America’s space age was officially announced on April 9, 1959. In Washington, D.C., at the buttercup-yellow Dolley Madison House, across Lafayette Square from the White House, the seven men who’d been chosen to be the nation’s first astronauts were officially presented to the world. They sat onstage at a blue felt–draped banquet table under NASA’s round red-and-blue logo of a planet and stars, nicknamed the Meatball. Onstage with them was a model of the tiny Mercury capsule on top of an Atlas rocket, which would fall off once the capsule had passed through the Earth’s atmosphere and entered outer space. At promptly 10 a.m., the press conference began. T. Keith Glennan took the podium. A natural-born showman who had previously worked at Paramount and Samuel Goldwyn, he was now the administrator of the National Aeronautics and Space Administration.

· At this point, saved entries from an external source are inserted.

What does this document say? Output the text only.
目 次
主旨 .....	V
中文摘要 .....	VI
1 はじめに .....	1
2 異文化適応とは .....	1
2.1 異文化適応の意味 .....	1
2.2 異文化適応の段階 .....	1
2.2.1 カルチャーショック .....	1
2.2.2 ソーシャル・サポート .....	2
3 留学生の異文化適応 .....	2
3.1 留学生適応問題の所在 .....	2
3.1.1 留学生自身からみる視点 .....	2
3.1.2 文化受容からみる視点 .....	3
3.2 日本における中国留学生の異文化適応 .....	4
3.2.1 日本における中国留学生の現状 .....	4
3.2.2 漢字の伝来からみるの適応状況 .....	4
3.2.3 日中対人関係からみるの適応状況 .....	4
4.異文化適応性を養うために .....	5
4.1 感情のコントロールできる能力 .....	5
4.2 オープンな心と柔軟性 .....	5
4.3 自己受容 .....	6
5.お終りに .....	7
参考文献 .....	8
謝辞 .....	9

“Ladies and gentlemen,” he announced, “today we are introducing to you and to the world these seven men who have been selected to begin training for orbital spaceflight. These men, the nation’s Mercury astronauts, are here after a long and perhaps unprecedented series of evaluations which told our medical consultants and scientists of their superb adaptability to their upcoming flight. It is my pleasure to introduce to you—and I consider it a very real honor, gentlemen—Malcolm S. Carpenter, Leroy G. Cooper, John H. Glenn Jr., Virgil I. Grissom, Walter M. Schirra Jr., Alan B. Shepard Jr., and Donald K. Slayton…the nation’s Mercury astronauts!”

The ballroom burst into applause. The Mercury Seven astronauts were instantly beloved, embodying the country’s optimism and excitement. Space capsules and rocket launchers and men in silver suits in outer space; it was a brave new world. The stuff of science-fiction novels was now coming true. These seven young flyboy test pilots, with their strong jaws and military buzz-cuts, were the best America had to offer. Glennan explained how the seven were chosen out of 110 test pilots considered for the job. Most of all they were healthy small-town Americans. None was older than forty.

Glennan touched on how fierce the competition had been. The Mercury Seven had been exhaustively tested and checked out down to their innermost orifices at the famed Lovelace Clinic in Albuquerque, selected for its secluded location. There were all kinds of “wild theories” about zero gravity, as one NASA doctor later put it. “Some people said the astronauts’ hearts would explode, or that their blood pressure would fall to nothing. Some said they would never be able to urinate, and others said they’d never be able to stop urinating.” Physicians did a complete medical, psychological, and social evaluation of the astronauts. NASA looked into the backgrounds of not only the men but also their wives.